Edge Computer Twitter Analytics

edgecompute <- search_tweets("Edge Computing", n=1000, include_rts=FALSE, lang="en")

# Remove hashtags
eh <- subset(edgecompute, is.na(edgecompute$hashtags))

Creating dataframe

Then, create a separate data frame containing the number of organic tweets, retweets, and replies.
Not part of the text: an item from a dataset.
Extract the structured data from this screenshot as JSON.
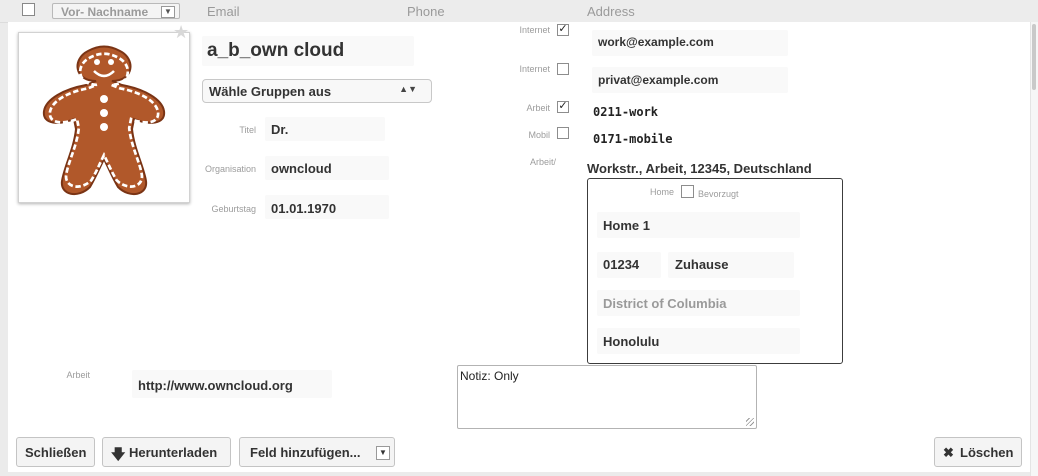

These numbers are easy to find: they are the number of observations for your three respective datasets.

# Adding columns 
edge_org <- edgecompute %>% 
  select(source) %>% 
  group_by(source) %>%
  summarize(count=n())
edge_org <- subset(edge_org, count > 11)

data <- data.frame(
  category=edge_org$source,
  count=edge_org$count
)
data$fraction = data$count / sum(data$count)
data$percentage = data$count / sum(data$count) * 100
data$ymax = cumsum(data$fraction)
data$ymin = c(0, head(data$ymax, n=-1))
data <- round_df(data, 2)
Source <- paste(data$category, data$percentage, "%")
ggplot(data, aes(ymax=ymax, ymin=ymin, xmax=4, xmin=3, fill=Source)) +
  geom_rect() +
  coord_polar(theta="y") + # Try to remove that to understand how the chart is built initially
  xlim(c(2, 4)) +
  theme_void() +
  theme(legend.position = "right")

## Most frequent words found in edge computation

Cleaning

edgecompute$text <-  gsub("https\\S*", "", edgecompute$text)
edgecompute$text <-  gsub("@\\S*", "", edgecompute$text)

Actual tweets

tweets <- edgecompute %>%
  select(text) %>%
  unnest_tokens(word, text)
tweets <- tweets %>%
  anti_join(stop_words)

## Joining, by = "word"

Bar chart

tweets %>% # gives you a bar chart of the most frequent words found in the tweets
  count(word, sort = TRUE) %>%
  top_n(15) %>%
  mutate(word = reorder(word, n)) %>%
  ggplot(aes(x = word, y = n)) +
  geom_col() +
  xlab(NULL) +
  coord_flip() +
  labs(y = "Count",
       x = "Unique words",
       title = "Most frequent words found in the tweets related to edge computing",
       subtitle = "Stop words removed from the list")

## Selecting by n

Most frequently used hashtags

edgecompute$hashtags <- as.character(edgecompute$hashtags)
edgecompute$hashtags <- gsub("c\\(", "", edgecompute$hashtags)
set.seed(1234)
wordcloud(edgecompute$hashtags, min.freq=5, scale=c(3.5, .5), random.order=FALSE, rot.per=0.35, 
          colors=brewer.pal(8, "Dark2"))

## Loading required namespace: tm

## Warning in tm_map.SimpleCorpus(corpus, tm::removePunctuation): transformation
## drops documents

## Warning in tm_map.SimpleCorpus(corpus, function(x) tm::removeWords(x,
## tm::stopwords())): transformation drops documents